LONDON – German company Lufthansa Group (LH) has today recorded heavy losses, with redundancies in significant progress.
The Group has recorded second quarter losses of €1.9bn.
This was due to a 80% drop in revenues, with Lufthansa Cargo & Technik wings generating the most funds at €1.5bn.
Lufthansa H1 Financials
For the first half (1H20) of the year, the Group’s revenue fell by over half to €8.3bn. This compares to €17.4bn in the same period last year.
Losses for that same 1H20 period amounted to €2.9bn, compared to a profit of €418m last year.
Fuel hedging at the airline had a negative result of €782m in 1H20. Further, cash flow for the carrier is in the red, with 1H20 stating a -510 million EUR figure.
This means that net debt has increased by 10% compared with the end of 2019 to €7.3bn.
Due to the Economic Stabilisation Fund (WSF), liquidity at the airline remains strong.
It currently has around €11.8bn in liquidity available as of June 30.
Out of the nine billion EUR bailout, the Group has already received 2.3 billion EUR.
Carsten Spohr, the Chairman and CEO of Deutsche Lufthansa gave some insight into these losses.
“We are experiencing a caesura in global air traffic. We do not expect demand to return to pre-crisis levels before 2024. Especially for long-haul routes there will be no quick recovery.”
“We were able to counteract the effects of the coronavirus pandemic in the first half of the year with strict cost management as well as with the revenues from Lufthansa Technik and Lufthansa Cargo.”

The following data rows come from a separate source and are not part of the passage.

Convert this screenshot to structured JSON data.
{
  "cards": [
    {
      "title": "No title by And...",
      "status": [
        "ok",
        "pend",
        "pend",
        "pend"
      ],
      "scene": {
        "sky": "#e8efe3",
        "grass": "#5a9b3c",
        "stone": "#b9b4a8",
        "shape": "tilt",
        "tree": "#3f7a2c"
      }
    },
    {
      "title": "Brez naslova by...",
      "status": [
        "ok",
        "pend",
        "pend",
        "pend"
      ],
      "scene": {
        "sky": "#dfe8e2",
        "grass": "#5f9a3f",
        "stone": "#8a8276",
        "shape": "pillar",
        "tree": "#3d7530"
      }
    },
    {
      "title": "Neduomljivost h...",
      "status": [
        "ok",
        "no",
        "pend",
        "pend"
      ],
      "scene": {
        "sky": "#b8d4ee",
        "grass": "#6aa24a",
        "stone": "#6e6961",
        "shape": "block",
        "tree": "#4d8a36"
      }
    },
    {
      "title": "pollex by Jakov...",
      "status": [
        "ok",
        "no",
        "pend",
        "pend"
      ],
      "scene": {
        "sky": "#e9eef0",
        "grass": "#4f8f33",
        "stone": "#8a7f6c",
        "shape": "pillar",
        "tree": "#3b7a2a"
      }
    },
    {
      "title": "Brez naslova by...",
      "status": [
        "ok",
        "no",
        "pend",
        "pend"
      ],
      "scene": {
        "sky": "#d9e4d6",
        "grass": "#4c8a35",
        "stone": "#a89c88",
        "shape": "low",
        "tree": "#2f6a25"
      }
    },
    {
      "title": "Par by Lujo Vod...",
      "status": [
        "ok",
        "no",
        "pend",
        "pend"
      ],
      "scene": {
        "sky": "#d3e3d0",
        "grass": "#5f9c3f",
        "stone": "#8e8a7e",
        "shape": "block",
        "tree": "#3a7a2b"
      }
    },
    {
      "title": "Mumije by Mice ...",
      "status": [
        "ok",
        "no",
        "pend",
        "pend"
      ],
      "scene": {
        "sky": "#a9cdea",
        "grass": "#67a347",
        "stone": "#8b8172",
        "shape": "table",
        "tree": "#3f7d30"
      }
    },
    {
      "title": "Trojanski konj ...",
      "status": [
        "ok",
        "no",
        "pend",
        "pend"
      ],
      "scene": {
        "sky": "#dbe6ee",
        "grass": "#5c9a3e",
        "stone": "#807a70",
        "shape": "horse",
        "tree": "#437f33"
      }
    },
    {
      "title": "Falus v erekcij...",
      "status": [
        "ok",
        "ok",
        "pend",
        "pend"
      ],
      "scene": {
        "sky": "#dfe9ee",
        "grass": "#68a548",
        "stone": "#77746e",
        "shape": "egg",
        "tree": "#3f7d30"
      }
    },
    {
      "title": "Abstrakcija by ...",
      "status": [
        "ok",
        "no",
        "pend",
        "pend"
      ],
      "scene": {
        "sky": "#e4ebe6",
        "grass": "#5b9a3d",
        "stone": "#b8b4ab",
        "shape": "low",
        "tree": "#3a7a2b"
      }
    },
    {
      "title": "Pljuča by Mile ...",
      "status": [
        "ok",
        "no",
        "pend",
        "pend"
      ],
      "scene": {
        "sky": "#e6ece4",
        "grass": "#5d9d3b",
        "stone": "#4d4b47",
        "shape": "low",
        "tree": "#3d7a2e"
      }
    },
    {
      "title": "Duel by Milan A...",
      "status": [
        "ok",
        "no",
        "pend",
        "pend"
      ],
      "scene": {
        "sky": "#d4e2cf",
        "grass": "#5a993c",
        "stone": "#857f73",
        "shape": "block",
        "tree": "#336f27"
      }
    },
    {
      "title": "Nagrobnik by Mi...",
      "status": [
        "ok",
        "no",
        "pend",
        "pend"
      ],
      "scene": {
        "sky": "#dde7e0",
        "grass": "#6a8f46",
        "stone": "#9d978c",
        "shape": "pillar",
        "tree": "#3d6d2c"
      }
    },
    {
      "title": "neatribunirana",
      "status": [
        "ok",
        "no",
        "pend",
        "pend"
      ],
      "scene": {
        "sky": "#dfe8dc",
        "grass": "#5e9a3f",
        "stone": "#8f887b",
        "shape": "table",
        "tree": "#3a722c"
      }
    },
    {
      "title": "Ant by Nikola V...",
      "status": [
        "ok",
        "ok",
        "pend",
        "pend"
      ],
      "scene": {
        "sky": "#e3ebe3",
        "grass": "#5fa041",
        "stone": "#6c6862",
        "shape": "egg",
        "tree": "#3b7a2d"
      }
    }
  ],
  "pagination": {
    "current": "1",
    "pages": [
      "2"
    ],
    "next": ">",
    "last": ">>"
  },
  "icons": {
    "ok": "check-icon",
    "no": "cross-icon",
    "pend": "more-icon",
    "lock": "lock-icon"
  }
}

“And we are benefitting from the first signs of recovery on tourist routes, especially with our leisure travel offers of the Eurowings and Edelweiss brands. Nevertheless, we will not be spared a far-reaching restructuring of our business.”
“The entire aviation industry must adapt to a new normal. The pandemic offers our industry a unique opportunity to recalibrate: to question the status quo and, instead of striving for “growth at any price”, to create value in a sustainable and responsible way.”
For the second quarter of this year, the Group handled 1.7 million passengers, which is a 96% decrease.
Capacity at the Group fell by 95% due to the ever-lasting effects of the COVID-19 pandemic.
Ñufthansa recorded seat load factor at 56%, which is a 27% drop compared to the same period last year.
Whilst freight capacity fell by 54%, the cargo load factor rose by 10 per cent to 71%.
For 1H20, LH handled 23.5 million passengers, representing a 66% drop compared to last year.
Capacity dropped by 61%, with load factors falling nine percentage points to 72%.
Cargo load factors for that same period increased by four per cent to 66%.
As part of the “ReNew” program in the company, the Group is making some substantial changes.
There is a forecast from Lufthansa Group that it does not expect pre-crisis levels to return until 2024.
In the meantime, it has decided to go ahead with the reduction of 22,000 full-time jobs.
The Group will also reduced its fleet to at least 100 aircraft.
Based on the initial reduction of 8,300, the Group currently has 129,000 employees in the business.
It remains clear that the Lufthansa Group has got over the worst of this pandemic.
Thanks to the German state, it can now begin to restart operations on a gradual basis.
This of course comes without any worries about money, especially due to the sporadic nature of the WSF.
With the Group increasing capacity, it will only be a matter of time before revenues begin to increase again.
Consumer confidence in flying is beginning to rise, and so should the new success of the Group that will come with it.
The Lufthansa Group will be one to look out for, especially in the actions it will take part in on a recovery front.